Anuncian cambios para el 2010


El número uno de la junta birmana afirmó este jueves que el gobierno militar estará en condiciones de traspasar el poder a los civiles tras las elecciones de 2010, aunque un proyecto constitucional, pendiente de referéndum, da al Ejército un papel clave.


En un discurso pronunciado en la nueva capital Naypyidaw (centro de Birmania) en el Dí­a de la Fuerzas Armadas, el generalí­simo Than Shwe, de 74 años, confirmó la intención del régimen de aplicar su propia hoja de ruta de reformas polí­ticas en este paí­s gobernado por militares desde hace 46 años.

El dirigente birmano, que aparece en público en contadas ocasiones, negó que el ejército tenga un «deseo ardiente de poder» y agregó que «el objetivo final» es «transferir el poder del Estado al pueblo».

El discurso del número uno birmano fue pronunciado seis meses después de la brutal represión por las fuerzas de la Junta de un movimiento de protesta popular encabezado por los monjes budistas.

Por «razones de seguridad», no se concedió ningún visado a periodistas extranjeros, contrariamente al año pasado, informaron las autoridades.

Las ceremonias del jueves fueron una nueva demostración de fuerza del Ejército birmano. Más de 13.000 soldados participaron, bajo las estatuas gigantes de los antiguos reyes birmanos, en un desfile previo al discurso de Than Shwe, que duró 15 minutos.

«La nueva Constitución está redactada y será sometida a referéndum nacional en mayo. Seguirán unas elecciones generales pluralistas en 2010, de conformidad con las disposiciones de la Constitución. El Gobierno militar estará entonces en condiciones de pasar el poder del Estado», dijo.

Este calendario electoral habí­a sido anunciado el 9 de febrero. La junta militar controla totalmente el proceso de elaboración de la nueva Constitución, en el marco de una Convención Nacional boicoteada por la Liga Nacional para la Democracia (LND) de la opositora y premio Nobel de la Paz Aung San Suu Kyi, que ha estado privada de libertad la mayor parte de los últimos 18 años.

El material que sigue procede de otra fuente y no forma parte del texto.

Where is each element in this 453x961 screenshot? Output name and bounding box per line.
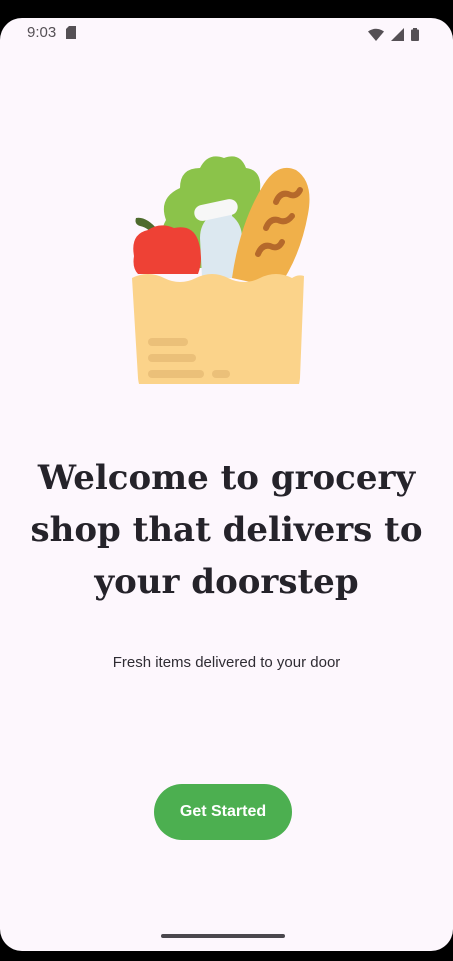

En Rangún, 400 km al sur de la capital, unos 50 miembros de la LND manifestaron el jueves contra el proyecto constitucional. Policí­as de civil filmaron y tomaron fotografí­as de la protesta, pero no se informó de ninguna detención.

En una entrevista publicada el miércoles por el diario Straits Times de Singapur, el mediador de la ONU Ibrahim Gambari, único extranjero que conoce la versión final de la Constitución, indicó que el texto garantiza a los militares un papel preponderante en la gestión de los asuntos de Estado, tras las legislativas de 2010.

Un 25% de escaños parlamentarios serán para los militares, que tendrán potestad para nombrar funcionarios en ministerios clave como Defensa, Interior y Asuntos Fronterizos, dijo Gambari, que viajó a Birmania tres veces desde la represión de septiembre.

El futuro presidente de Birmania tendrá mayores poderes y podrá nombrar o destituir a los responsables legislativos y judiciales, añadió Gambari, y precisó que las autoridades birmanas se inspiran en el modelo indonesio de transición progresiva del poder militar al civil.